At that moment I knew that I was going to be dealing with the backlash of this for the next few years.

I came home, read the articles, and saw the headlines of ‘false accusations’ and ‘lying under oath’. You know what I didn’t see? Any coverage about how the alleged victim (at the time) waited for 9 hours for someone to inform a magistrate about her case so that forensic samples could be taken. I didn’t see anything about how, when presenting the initial report (before there was any suspicion that it might have been a false report), the victim was made to go to four separate police stations because they couldn’t decide who should handle the case. 

I also didn’t read about the three police officers who were at the hospital, but could not take her report until their inspectors decided who would be handling the case.

“It was all over the papers… what I didn’t see was the fact that the victim was made to go to four separate police stations because they couldn’t decide who should handle the case.

Sexual Violence

Only two of the cases which I have worked on have had high media coverage – one involved a Malaysian perpetrator, whose face was plastered all over the papers, spreading the notion that all rapists are black; and this one – this one false allegation.
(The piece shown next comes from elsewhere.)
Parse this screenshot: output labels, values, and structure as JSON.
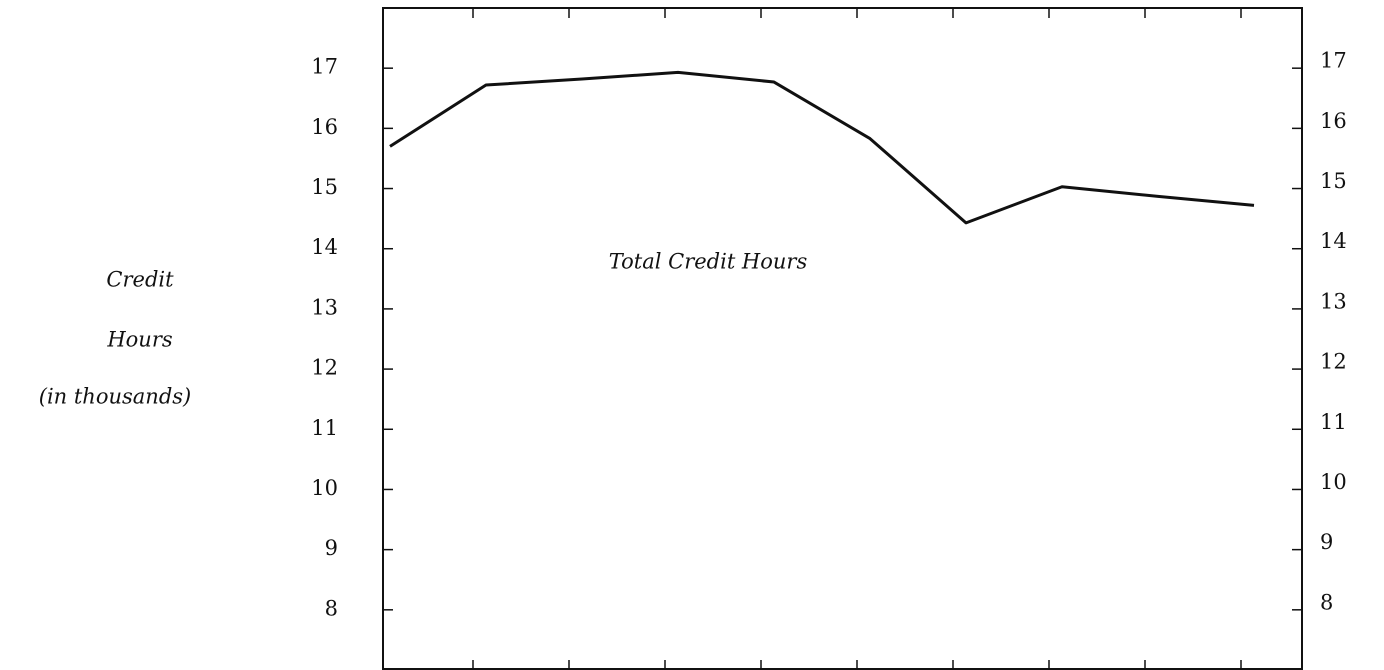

I wonder if people remember the 2002 case of a minor who falsely accused her father of sexual assault after being coerced by her mother…. I do, and not because it is something which happens particularly often, but because it is brought up each and every time I try to advocate that many and most sexual assault claims are genuine.

I appreciate that, for the protection of the victim, most genuine rape cases do not receive detailed media coverage – let’s be honest, it’s a much less interesting read when you don’t have a name and a face to the story! But this is me, pleading the Maltese society not to take everything that is reported in the media as a representation of the wider picture.

“[This one case] is brought up each and every time I try to advocate that many and most sexual assault claims are genuine.”

Courts

I was recently interviewed by a colleague for the VSM blog about our sexual assault services, and when she asked me if I would like to add anything at the end of our discussion, my final appeal was for people to ‘be kinder’.

We’re so set on judging everyone out there, that we rarely stop and think of the harm we can cause. So please, next time you hear of a sexual assault allegation, don’t think ‘but she’s probably lying’; instead try to think ‘it must have been so difficult for her to come forward’, ‘I hope the people who she encounters don’t judge her before they hear her story’, and ‘I hope that people are kind to her’.

We really need to stop blaming victims for the mistakes of others, for our own prejudices and fears, we need to make a change. And this change starts by one person’s refusal to gossip, to slut shame, to allocate blame, to decide a person’s fate before the courts even get a chance. So this is my appeal today – please be that person. Please be kinder.

*I use ‘her’, because it is my experience that most victims of secondary victimization or ‘disbelief’ are women.